The venue is used mostly for ice hockey matches, as well as concerts. Its home team is the Düsseldorfer EG. Furthermore, the arena will host the gymnastica artistics and the final phase of the basketball tournaments during 2025 Summer World University Games and some matches of the 2027 IIHF World Championship. PSD Bank Dome was also the host venue of the 2022–23 Rocket League World Championship. The National Hockey League will play two regular season games on 18 and 20 December 2026 between the Ottawa Senators and Chicago Blackhawks, as part of the NHL's Global Series.

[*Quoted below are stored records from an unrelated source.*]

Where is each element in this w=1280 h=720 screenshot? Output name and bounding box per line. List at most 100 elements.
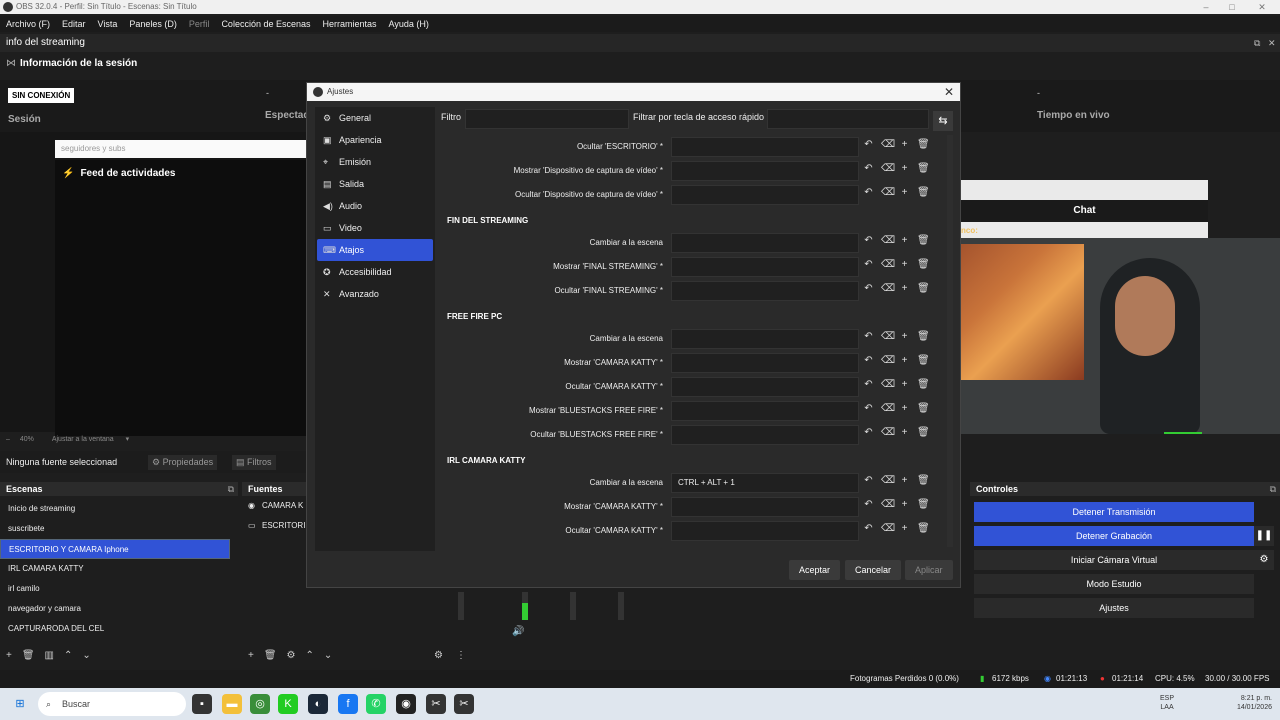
clear-icon[interactable]: ⌫ — [881, 187, 895, 198]
apply-button[interactable]: Aplicar — [905, 560, 953, 580]
filter-input[interactable] — [465, 109, 629, 129]
hotkey-field[interactable] — [671, 281, 859, 301]
delete-icon[interactable]: 🗑 — [917, 163, 930, 174]
undo-icon[interactable]: ↶ — [863, 523, 874, 534]
delete-icon[interactable]: 🗑 — [917, 475, 930, 486]
offline-button[interactable]: SIN CONEXIÓN — [8, 88, 75, 103]
add-icon[interactable]: + — [899, 379, 910, 390]
source-down-icon[interactable]: ⌄ — [324, 650, 332, 661]
undo-icon[interactable]: ↶ — [863, 499, 874, 510]
zoom-dropdown-icon[interactable]: ▾ — [126, 436, 130, 443]
menu-editar[interactable]: Editar — [62, 16, 86, 32]
settings-nav-accesibilidad[interactable]: ✪ Accesibilidad — [317, 261, 433, 283]
clear-icon[interactable]: ⌫ — [881, 475, 895, 486]
add-icon[interactable]: + — [899, 259, 910, 270]
delete-icon[interactable]: 🗑 — [917, 427, 930, 438]
settings-nav-salida[interactable]: ▤ Salida — [317, 173, 433, 195]
add-icon[interactable]: + — [899, 403, 910, 414]
undo-icon[interactable]: ↶ — [863, 331, 874, 342]
task-view-icon[interactable]: ▪ — [192, 694, 212, 714]
language-indicator[interactable]: ESP LAA — [1160, 694, 1174, 712]
scene-item[interactable]: IRL CAMARA KATTY — [0, 559, 230, 579]
capcut-icon-2[interactable]: ✂ — [454, 694, 474, 714]
delete-icon[interactable]: 🗑 — [917, 235, 930, 246]
scene-item[interactable]: irl camilo — [0, 579, 230, 599]
float-icon[interactable]: ⧉ — [228, 482, 234, 496]
scene-item[interactable]: CAPTURARODA DEL CEL — [0, 619, 230, 639]
studio-mode-button[interactable]: Modo Estudio — [974, 574, 1254, 594]
menu-herramientas[interactable]: Herramientas — [323, 16, 377, 32]
remove-scene-icon[interactable]: 🗑 — [22, 650, 35, 661]
hotkey-field[interactable] — [671, 161, 859, 181]
mixer-menu-icon[interactable]: ⋮ — [456, 650, 466, 661]
delete-icon[interactable]: 🗑 — [917, 499, 930, 510]
zoom-fit[interactable]: Ajustar a la ventana — [52, 436, 114, 443]
hotkey-field[interactable] — [671, 233, 859, 253]
undo-icon[interactable]: ↶ — [863, 235, 874, 246]
folder-icon[interactable]: ▬ — [222, 694, 242, 714]
clear-icon[interactable]: ⌫ — [881, 331, 895, 342]
virtual-cam-button[interactable]: Iniciar Cámara Virtual — [974, 550, 1254, 570]
hotkey-field[interactable] — [671, 401, 859, 421]
clear-icon[interactable]: ⌫ — [881, 427, 895, 438]
delete-icon[interactable]: 🗑 — [917, 283, 930, 294]
add-icon[interactable]: + — [899, 475, 910, 486]
clear-icon[interactable]: ⌫ — [881, 523, 895, 534]
undo-icon[interactable]: ↶ — [863, 355, 874, 366]
settings-nav-apariencia[interactable]: ▣ Apariencia — [317, 129, 433, 151]
stop-stream-button[interactable]: Detener Transmisión — [974, 502, 1254, 522]
close-icon[interactable]: ✕ — [944, 83, 954, 101]
settings-nav-atajos[interactable]: ⌨ Atajos — [317, 239, 433, 261]
windows-start-icon[interactable]: ⊞ — [10, 694, 30, 714]
delete-icon[interactable]: 🗑 — [917, 355, 930, 366]
hotkey-field[interactable] — [671, 185, 859, 205]
clear-icon[interactable]: ⌫ — [881, 139, 895, 150]
delete-icon[interactable]: 🗑 — [917, 331, 930, 342]
float-icon[interactable]: ⧉ — [1270, 482, 1276, 496]
add-icon[interactable]: + — [899, 427, 910, 438]
hotkey-field[interactable] — [671, 137, 859, 157]
float-icon[interactable]: ⧉ — [1254, 34, 1260, 52]
settings-button[interactable]: Ajustes — [974, 598, 1254, 618]
scene-item[interactable]: navegador y camara — [0, 599, 230, 619]
undo-icon[interactable]: ↶ — [863, 427, 874, 438]
settings-nav-audio[interactable]: ◀) Audio — [317, 195, 433, 217]
undo-icon[interactable]: ↶ — [863, 187, 874, 198]
menu-perfil[interactable]: Perfil — [189, 16, 210, 32]
undo-icon[interactable]: ↶ — [863, 403, 874, 414]
delete-icon[interactable]: 🗑 — [917, 259, 930, 270]
add-icon[interactable]: + — [899, 331, 910, 342]
settings-nav-general[interactable]: ⚙ General — [317, 107, 433, 129]
menu-coleccion[interactable]: Colección de Escenas — [221, 16, 310, 32]
add-icon[interactable]: + — [899, 283, 910, 294]
clear-icon[interactable]: ⌫ — [881, 259, 895, 270]
add-icon[interactable]: + — [899, 187, 910, 198]
hotkey-field[interactable] — [671, 329, 859, 349]
settings-nav-video[interactable]: ▭ Video — [317, 217, 433, 239]
undo-icon[interactable]: ↶ — [863, 475, 874, 486]
add-scene-icon[interactable]: + — [6, 650, 12, 661]
hotkey-field[interactable] — [671, 257, 859, 277]
hotkey-field[interactable] — [671, 425, 859, 445]
delete-icon[interactable]: 🗑 — [917, 523, 930, 534]
undo-icon[interactable]: ↶ — [863, 283, 874, 294]
clear-icon[interactable]: ⌫ — [881, 163, 895, 174]
undo-icon[interactable]: ↶ — [863, 139, 874, 150]
add-icon[interactable]: + — [899, 235, 910, 246]
hotkey-field[interactable] — [671, 521, 859, 541]
chrome-icon[interactable]: ◎ — [250, 694, 270, 714]
reset-filter-icon[interactable]: ⇆ — [933, 111, 953, 131]
scene-item[interactable]: ESCRITORIO Y CAMARA Iphone — [0, 539, 230, 559]
add-icon[interactable]: + — [899, 523, 910, 534]
virtual-cam-gear-icon[interactable]: ⚙ — [1254, 550, 1274, 570]
add-source-icon[interactable]: + — [248, 650, 254, 661]
menu-archivo[interactable]: Archivo (F) — [6, 16, 50, 32]
add-icon[interactable]: + — [899, 355, 910, 366]
menu-ayuda[interactable]: Ayuda (H) — [389, 16, 429, 32]
clear-icon[interactable]: ⌫ — [881, 283, 895, 294]
undo-icon[interactable]: ↶ — [863, 379, 874, 390]
close-dock-icon[interactable]: ✕ — [1268, 34, 1276, 52]
remove-source-icon[interactable]: 🗑 — [264, 650, 277, 661]
scrollbar[interactable] — [947, 135, 953, 547]
delete-icon[interactable]: 🗑 — [917, 403, 930, 414]
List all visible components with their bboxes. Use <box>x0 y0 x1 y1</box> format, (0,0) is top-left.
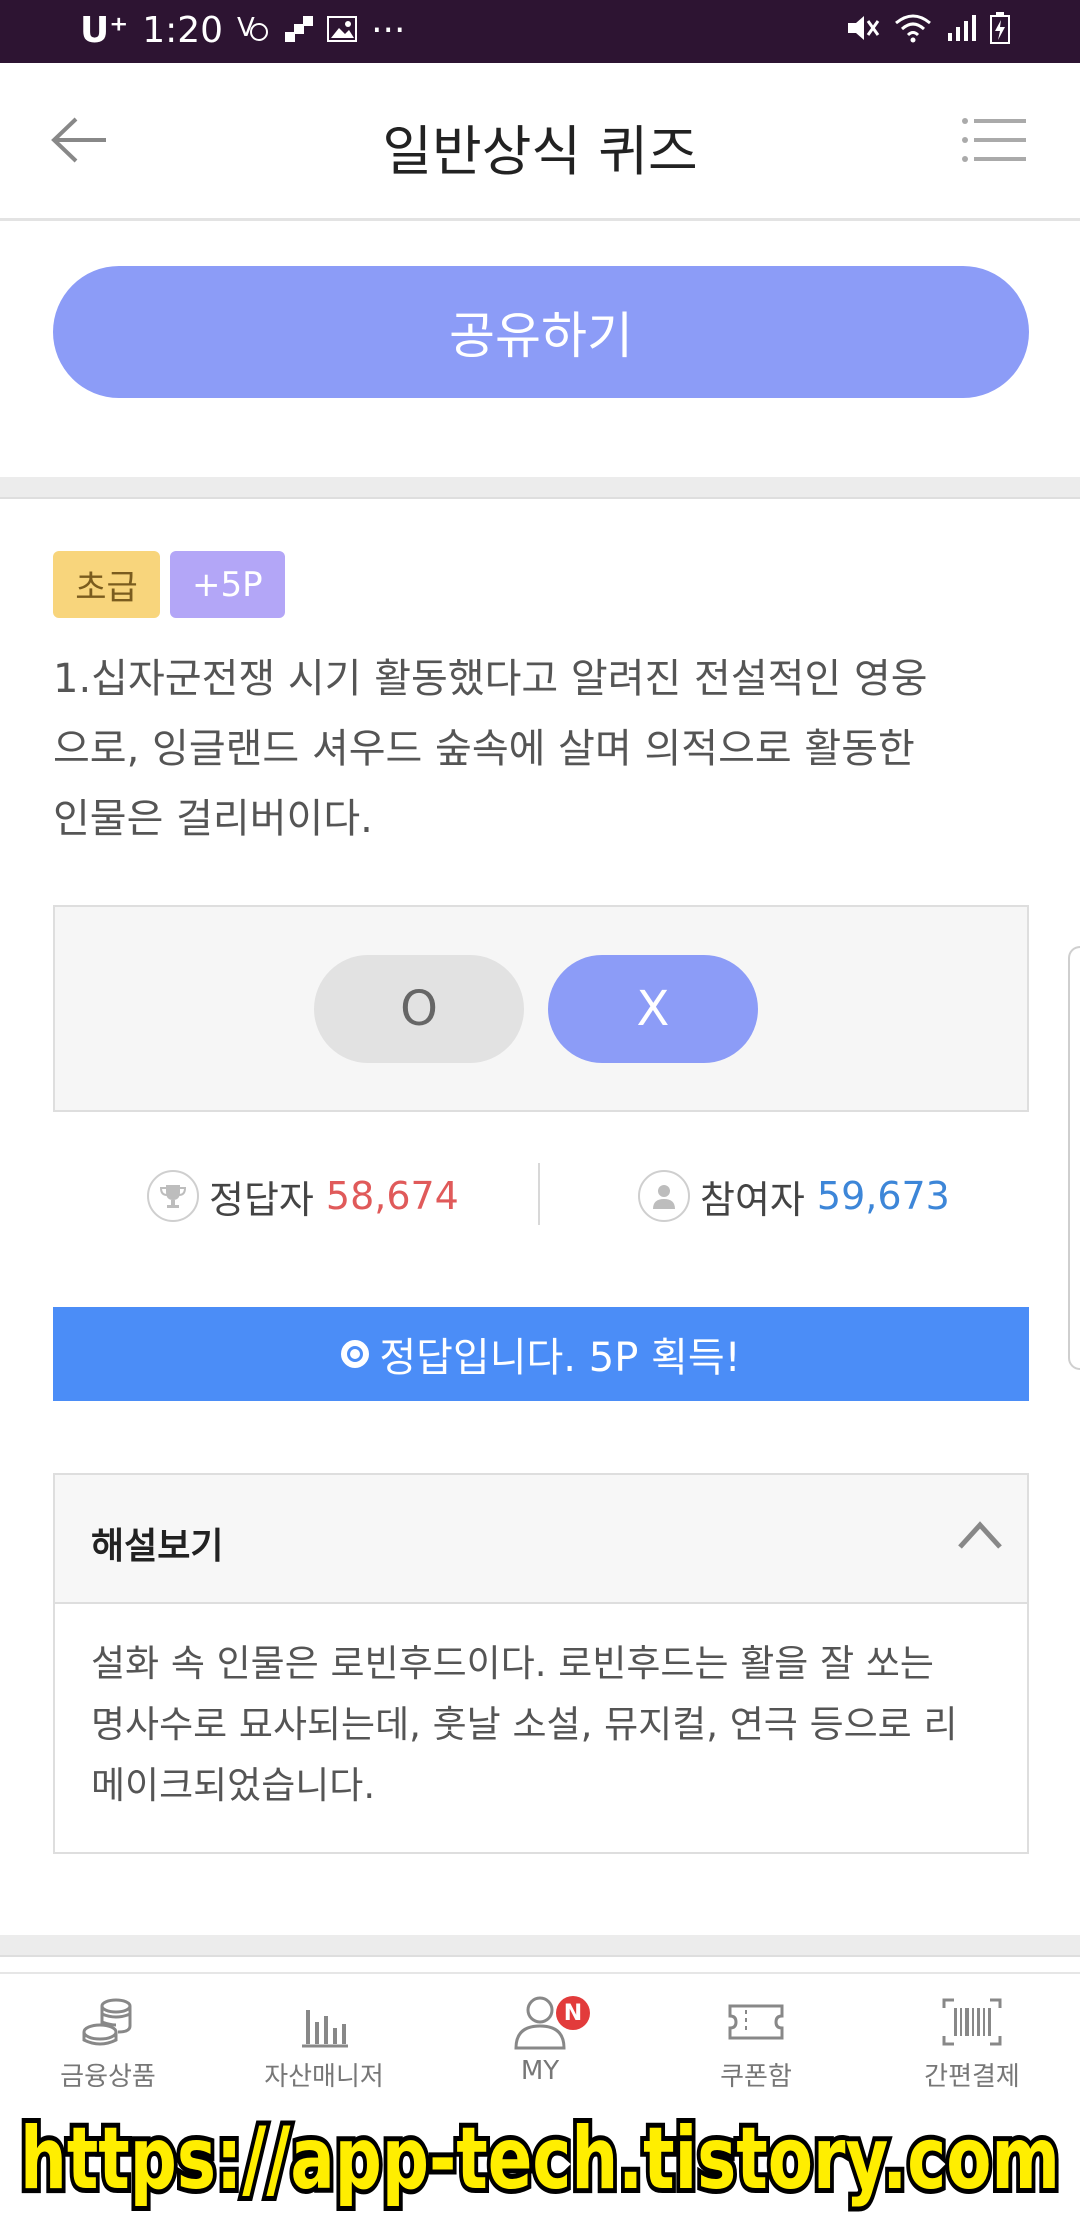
explanation-title: 해설보기 <box>91 1526 224 1567</box>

Major artists performing at PSD Bank Dome included Kylie Minogue, Pharrell Williams, David Guetta, Slipknot, Peter Gabriel, Pearl Jam, Duran Duran, Lenny Kravitz, AC/DC, Foo Fighters, Elton John, P!nk, Rammstein, Robbie Williams, Rod Stewart, Eric Clapton, Die Toten Hosen, Tame Impala and Beyoncé amongst others.

==Public transport==
The PSD Bank Dome is connected directly via the Rheinbahn tram line 701, station PSD Bank Dome and Rheinbahn bus lines 756, 758, station Dome / Am Hülserhof. Furthermore, there are connections to the suburban rail S-Bahn Rhein-Ruhr serving Düsseldorf main station as well as nearby major cities Duisburg, Essen, Dortmund and Cologne.